The report, Royal Expenses: Counting the Cost of the Monarchy, shows that each 'working royal' costs the taxpayer an average of £18.5m, making them the most expensive public officials in the country.

The report also challenges the claim that the monarchy brings in any revenue from tourism or the Crown Estate.

Campaign group Republic, which is publishing the report, has called for a radical overhaul of royal funding.

The report will be published on the morning of Tuesday June 23, ahead of the publication of the official royal accounts.

The report can be previewed at www.republic.org.uk/royalexpensesreport

Key findings

The estimated total annual cost of the monarchy is £334m, around a third of a billion pounds.

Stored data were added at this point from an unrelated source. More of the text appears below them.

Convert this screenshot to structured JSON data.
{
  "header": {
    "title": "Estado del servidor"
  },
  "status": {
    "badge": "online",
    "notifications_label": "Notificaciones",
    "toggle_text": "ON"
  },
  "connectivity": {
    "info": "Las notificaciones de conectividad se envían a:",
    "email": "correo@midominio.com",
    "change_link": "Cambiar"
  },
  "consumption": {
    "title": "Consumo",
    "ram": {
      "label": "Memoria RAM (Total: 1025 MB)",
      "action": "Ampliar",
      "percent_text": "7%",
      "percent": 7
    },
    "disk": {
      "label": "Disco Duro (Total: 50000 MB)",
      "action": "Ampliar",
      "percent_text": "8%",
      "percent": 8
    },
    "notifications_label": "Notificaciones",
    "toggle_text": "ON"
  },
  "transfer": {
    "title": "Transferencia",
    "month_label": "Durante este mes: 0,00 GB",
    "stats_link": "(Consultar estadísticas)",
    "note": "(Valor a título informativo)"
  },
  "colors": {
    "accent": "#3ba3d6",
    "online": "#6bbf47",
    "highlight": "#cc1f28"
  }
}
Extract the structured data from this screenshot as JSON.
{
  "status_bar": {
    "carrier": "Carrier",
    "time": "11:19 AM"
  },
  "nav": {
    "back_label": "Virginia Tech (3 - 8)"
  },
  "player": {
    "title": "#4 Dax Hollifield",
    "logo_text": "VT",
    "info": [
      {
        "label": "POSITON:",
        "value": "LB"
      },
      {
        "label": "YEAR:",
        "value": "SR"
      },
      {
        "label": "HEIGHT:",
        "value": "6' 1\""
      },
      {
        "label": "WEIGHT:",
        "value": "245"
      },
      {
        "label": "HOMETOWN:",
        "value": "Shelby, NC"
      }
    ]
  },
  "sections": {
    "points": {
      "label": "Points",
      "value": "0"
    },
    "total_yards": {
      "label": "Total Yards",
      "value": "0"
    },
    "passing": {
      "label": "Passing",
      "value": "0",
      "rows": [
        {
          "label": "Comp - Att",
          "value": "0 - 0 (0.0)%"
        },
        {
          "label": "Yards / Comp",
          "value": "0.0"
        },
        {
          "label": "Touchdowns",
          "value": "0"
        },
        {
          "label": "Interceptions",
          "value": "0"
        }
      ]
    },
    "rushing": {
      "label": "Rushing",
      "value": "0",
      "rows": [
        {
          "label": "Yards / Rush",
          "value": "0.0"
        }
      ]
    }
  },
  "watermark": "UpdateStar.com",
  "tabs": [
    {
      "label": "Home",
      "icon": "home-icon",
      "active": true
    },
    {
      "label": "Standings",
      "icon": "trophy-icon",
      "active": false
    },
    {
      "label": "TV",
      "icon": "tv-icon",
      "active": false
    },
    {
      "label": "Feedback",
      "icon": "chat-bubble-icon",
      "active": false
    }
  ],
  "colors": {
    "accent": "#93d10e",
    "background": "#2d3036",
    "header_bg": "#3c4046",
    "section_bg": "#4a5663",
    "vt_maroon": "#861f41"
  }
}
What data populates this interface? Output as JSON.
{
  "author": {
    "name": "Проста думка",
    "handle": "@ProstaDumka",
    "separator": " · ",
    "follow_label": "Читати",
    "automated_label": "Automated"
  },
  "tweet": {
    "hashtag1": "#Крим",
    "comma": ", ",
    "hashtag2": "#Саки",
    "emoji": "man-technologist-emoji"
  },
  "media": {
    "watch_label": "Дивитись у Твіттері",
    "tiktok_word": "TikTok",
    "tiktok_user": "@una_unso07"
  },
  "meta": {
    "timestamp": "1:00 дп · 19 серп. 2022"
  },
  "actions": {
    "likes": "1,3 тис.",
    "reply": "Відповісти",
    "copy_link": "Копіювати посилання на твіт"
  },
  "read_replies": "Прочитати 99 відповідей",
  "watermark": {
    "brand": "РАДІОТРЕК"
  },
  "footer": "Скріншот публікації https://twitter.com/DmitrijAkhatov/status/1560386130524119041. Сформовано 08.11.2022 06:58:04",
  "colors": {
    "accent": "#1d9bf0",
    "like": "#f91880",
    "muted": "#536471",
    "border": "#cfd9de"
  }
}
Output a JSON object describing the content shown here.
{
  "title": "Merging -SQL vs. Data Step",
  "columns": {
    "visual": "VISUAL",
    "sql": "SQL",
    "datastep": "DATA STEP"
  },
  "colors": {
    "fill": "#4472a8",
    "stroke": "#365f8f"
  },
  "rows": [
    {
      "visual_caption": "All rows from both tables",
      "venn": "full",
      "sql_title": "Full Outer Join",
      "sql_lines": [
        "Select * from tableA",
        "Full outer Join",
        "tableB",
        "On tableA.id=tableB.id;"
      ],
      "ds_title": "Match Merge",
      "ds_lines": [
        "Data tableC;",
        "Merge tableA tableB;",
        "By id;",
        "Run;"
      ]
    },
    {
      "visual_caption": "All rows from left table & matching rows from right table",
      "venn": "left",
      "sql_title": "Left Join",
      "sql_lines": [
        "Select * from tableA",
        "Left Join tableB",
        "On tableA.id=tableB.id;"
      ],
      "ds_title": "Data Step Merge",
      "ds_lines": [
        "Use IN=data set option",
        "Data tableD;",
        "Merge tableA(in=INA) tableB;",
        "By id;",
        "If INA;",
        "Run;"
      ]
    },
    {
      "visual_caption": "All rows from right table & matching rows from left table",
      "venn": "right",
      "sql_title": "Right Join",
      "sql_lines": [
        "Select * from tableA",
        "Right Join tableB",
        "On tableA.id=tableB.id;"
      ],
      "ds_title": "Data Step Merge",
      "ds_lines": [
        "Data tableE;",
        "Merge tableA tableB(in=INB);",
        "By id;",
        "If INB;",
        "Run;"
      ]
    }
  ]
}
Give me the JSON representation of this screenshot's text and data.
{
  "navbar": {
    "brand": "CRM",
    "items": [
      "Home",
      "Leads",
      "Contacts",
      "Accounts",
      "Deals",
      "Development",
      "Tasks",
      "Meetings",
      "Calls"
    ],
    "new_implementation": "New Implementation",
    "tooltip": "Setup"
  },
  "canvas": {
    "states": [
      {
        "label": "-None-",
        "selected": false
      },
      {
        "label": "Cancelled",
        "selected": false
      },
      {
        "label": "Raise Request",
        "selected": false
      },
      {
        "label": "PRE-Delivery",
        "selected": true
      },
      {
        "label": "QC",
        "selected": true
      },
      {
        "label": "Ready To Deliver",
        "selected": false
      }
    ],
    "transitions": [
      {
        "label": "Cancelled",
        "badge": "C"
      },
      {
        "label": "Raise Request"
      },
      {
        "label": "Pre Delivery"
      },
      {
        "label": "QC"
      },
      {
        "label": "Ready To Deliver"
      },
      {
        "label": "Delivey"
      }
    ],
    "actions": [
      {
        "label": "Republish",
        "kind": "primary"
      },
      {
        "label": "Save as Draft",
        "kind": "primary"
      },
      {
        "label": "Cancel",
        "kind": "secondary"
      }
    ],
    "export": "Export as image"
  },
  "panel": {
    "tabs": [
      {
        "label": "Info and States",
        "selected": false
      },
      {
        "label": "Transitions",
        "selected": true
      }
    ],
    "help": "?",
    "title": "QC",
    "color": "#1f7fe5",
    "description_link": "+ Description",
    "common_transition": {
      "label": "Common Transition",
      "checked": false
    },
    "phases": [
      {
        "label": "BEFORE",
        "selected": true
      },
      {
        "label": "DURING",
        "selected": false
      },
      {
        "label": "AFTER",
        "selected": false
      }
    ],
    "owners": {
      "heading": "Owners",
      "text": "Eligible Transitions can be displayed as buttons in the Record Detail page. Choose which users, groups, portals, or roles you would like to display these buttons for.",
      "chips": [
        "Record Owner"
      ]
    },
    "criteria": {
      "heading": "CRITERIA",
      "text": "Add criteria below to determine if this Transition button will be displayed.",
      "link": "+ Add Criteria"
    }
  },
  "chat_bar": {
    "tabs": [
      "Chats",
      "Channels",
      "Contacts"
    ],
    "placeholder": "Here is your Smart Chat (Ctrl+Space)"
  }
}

This means each ‘working royal’ costs the taxpayer around £18.5m a year on average.

The total annual cost of the monarchy is more than NHS England spent on the Cancer Drugs Fund last year.

For £334m the government could employ 15,000 new nurses14,000 new police officersor 15,000 new teachers.

Current funding arrangements are unsustainable and must be radically reformed

The report also shows that the monarchy is the most expensive institution of its kind in Europe.  And with most funding going un-reported and the Sovereign Grant rising 29% in three years the whole system of royal finances needs a radical overhaul.

Graham Smith, Republic's CEO, has responded to the report:

"This is what happens when an institution is beyond proper scrutiny or accountability - public money is wasted and abused left, right and centre."

"How can the government continue to spend a third of a billion pounds on sustaining the monarchy when it is drastically cutting public spending?"

"With this kind of money we could be employing 15,000 new nurses or 14,000 new police officers.  Instead we're flying royals around by helicopter and paying them multi-million pound incomes from the Duchies."

"This report represents a challenge to the government and the palace: come clean and spell out the full costs in detail and in full."

"This is also a challenge to the media, to scrutinise and report the cost of the monarchy more thoroughly."

"The palace's claim that they only cost each person 56p is just bad spin - would MPs get away with claiming their proposed pay rise will only cost us 7p per person?"

"Royal funding needs a radical overhaul - and this report sets out a simple reform charter that will stop the royals ripping off the taxpayer week in and week out."